Iordanis Pechlivanidis

Personal information
- Date of birth: 12 September 1986 (age 39)
- Place of birth: Shymkent, Kazakh SSR, USSR
- Height: 1.70 m (5 ft 7 in)
- Positions: Defender; left midfielder;

Youth career
- 2001–2004: Skoda Xanthi

Senior career*
- Years: Team / Apps / (Gls)
- 2004–2005: Skoda Xanthi / 5 / (1)
- 2005–2006: PAE Thraki / 31 / (3)
- 2006–2007: Kalamata / 0 / (0)
- 2007–2008: PAE Thraki / 8 / (1)
- 2007–2008: Olympiacos Volos / 20 / (1)
- 2008–2009: Aiolikos / 14 / (1)
- 2008–2010: Echinos / 37 / (16)
- 2010–2011: Anagennisi Giannitsa / 32 / (0)
- 2011–2012: Anagennisi Epanomi / 25 / (0)

International career
- 2006: Greece U-19 / 15 / (0)

= Iordanis Pechlivanidis =

Greek footballer (born 1986)

Iordanis Pechlivanidis (Ιορδάνης Πεχλιβανίδης; born 12 September 1986) is a Greek footballer. He has played in the Greek Cup for Skoda Xanthi.

==Career==
Pechlivanidis comes from a family with a football heritage. His career began at the age of 8 in a local team (Romeo football team, coached by his father Panagiotis Pechlivanidis). He was the team's first scorer. At age 10, he was called by Komotini's football youth academy. When he was 13 years old he received the fair play medal and the best player award, while playing for Komotini's youth academy. At age 14, he was called by Skoda Xanthi, a Greek team playing in the First League (Super League). By age 17, he was playing for Skoda Xanthi junior team as a left full back.
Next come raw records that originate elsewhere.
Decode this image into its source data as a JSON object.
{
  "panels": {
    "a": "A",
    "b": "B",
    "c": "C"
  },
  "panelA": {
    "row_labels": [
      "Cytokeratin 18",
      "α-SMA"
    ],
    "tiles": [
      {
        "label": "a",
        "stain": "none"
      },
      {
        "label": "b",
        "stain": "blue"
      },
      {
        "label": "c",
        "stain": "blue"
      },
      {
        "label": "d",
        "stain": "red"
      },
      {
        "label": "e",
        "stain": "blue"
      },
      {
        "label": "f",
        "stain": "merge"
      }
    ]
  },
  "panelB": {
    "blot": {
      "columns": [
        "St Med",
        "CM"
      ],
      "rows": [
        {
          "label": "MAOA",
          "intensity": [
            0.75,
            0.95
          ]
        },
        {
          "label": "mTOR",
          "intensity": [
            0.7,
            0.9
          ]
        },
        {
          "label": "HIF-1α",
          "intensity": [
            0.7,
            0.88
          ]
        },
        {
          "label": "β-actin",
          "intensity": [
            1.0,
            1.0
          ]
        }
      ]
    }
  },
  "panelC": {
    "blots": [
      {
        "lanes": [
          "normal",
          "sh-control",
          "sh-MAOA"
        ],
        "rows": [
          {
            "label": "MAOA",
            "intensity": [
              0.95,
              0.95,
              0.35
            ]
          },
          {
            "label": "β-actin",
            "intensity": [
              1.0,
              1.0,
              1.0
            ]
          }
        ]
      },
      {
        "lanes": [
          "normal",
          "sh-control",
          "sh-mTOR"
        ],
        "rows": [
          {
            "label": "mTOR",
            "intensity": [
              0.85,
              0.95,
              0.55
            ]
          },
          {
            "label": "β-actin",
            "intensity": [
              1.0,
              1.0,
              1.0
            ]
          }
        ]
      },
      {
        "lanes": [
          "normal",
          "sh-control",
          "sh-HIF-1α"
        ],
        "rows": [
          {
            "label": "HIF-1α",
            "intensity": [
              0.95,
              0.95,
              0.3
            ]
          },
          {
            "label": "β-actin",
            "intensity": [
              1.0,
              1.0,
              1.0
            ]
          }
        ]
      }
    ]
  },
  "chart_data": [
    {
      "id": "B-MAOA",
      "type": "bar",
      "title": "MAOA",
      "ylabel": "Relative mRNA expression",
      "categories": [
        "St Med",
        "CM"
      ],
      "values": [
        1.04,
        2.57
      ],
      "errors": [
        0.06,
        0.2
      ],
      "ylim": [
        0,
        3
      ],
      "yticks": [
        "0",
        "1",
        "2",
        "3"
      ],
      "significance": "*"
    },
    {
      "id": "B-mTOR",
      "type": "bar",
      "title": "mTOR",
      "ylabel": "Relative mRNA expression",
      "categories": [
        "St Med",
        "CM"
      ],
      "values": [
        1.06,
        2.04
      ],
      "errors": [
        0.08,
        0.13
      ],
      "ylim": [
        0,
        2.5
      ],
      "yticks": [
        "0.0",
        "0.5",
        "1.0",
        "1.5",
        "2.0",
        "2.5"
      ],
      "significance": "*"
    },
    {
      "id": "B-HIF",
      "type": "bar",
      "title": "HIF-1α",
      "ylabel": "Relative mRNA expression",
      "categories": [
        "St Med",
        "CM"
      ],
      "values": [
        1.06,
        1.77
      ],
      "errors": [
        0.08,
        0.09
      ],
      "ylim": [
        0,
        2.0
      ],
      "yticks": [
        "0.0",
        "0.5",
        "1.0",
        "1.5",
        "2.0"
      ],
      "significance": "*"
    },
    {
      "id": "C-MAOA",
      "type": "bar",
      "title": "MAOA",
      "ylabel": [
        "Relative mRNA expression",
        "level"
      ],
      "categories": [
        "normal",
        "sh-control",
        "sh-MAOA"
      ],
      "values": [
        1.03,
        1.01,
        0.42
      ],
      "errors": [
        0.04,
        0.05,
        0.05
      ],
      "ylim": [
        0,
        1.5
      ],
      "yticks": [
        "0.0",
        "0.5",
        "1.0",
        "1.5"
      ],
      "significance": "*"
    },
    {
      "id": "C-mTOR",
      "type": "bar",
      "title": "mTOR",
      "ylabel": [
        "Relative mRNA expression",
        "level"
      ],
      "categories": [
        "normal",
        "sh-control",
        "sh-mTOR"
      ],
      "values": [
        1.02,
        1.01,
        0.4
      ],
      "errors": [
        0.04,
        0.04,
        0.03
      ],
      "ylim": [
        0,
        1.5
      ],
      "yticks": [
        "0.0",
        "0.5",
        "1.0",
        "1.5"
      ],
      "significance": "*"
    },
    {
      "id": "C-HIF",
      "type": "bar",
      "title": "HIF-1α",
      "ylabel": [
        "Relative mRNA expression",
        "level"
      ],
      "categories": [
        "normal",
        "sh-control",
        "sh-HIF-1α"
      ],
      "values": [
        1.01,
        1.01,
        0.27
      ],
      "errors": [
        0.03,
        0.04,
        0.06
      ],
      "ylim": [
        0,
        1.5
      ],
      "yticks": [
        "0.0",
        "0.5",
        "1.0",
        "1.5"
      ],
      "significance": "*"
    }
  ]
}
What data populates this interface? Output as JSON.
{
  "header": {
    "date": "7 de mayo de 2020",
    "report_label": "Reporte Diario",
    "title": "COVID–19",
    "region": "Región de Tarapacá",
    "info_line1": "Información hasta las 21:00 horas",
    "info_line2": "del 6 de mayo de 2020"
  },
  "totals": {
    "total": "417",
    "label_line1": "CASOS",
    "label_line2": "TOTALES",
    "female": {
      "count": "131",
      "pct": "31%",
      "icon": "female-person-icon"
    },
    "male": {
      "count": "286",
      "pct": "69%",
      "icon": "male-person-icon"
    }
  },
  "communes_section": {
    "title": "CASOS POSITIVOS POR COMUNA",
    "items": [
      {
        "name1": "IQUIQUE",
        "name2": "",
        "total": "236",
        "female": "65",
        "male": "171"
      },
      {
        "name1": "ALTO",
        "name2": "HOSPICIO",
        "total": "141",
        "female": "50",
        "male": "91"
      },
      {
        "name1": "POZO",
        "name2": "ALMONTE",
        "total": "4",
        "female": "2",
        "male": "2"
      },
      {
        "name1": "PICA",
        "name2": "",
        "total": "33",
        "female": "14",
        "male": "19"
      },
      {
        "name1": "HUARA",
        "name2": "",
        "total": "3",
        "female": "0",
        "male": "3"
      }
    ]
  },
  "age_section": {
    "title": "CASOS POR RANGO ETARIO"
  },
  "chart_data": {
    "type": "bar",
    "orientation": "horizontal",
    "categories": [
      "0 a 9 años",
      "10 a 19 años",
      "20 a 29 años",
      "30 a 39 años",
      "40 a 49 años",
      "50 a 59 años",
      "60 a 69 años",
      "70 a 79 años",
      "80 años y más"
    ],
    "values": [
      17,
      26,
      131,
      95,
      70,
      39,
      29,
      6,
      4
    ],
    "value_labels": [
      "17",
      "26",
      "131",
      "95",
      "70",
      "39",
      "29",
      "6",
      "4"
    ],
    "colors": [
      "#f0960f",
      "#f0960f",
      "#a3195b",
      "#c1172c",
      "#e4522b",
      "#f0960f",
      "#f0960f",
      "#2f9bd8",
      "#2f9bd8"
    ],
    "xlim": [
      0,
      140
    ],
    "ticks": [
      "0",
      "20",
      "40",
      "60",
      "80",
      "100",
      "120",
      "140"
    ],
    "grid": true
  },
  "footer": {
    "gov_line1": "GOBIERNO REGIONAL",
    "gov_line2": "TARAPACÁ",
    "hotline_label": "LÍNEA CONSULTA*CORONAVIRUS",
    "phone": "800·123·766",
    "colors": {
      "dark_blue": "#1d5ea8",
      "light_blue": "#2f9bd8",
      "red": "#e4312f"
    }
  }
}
Meanwhile, he was called to join the National Junior and U21 football team. At his 18 he signed his first professional contract with Skoda Xanthi. His first match as a professional player was against Iraklis for the Greek championship. During the same season he played also against Kerkyra. The same year (2004) he participated in two matches as a Skoda Xanthi player in the National Cup, against Levadiakos (scoring one goal) and Atromitos.

Next year (2005) he was loaned to Thraki. During the 2005–06 season, he played for Kalamata F.C., while he was fulfilling his military obligations. In the first half of 2007-2008 he played for Thraki FC (Alexandroupoli) and in the second half he played for Olympiacos Volos. For the first half of te 2008–09 season, he played for Aiolikos and in the second half for Echinos Sport (Xanthi). In the 2009–10 season he played for the team Anagennisi Giannitsa In 2010, he joined Anagennisi Epanomi in Football League 2 (Greece).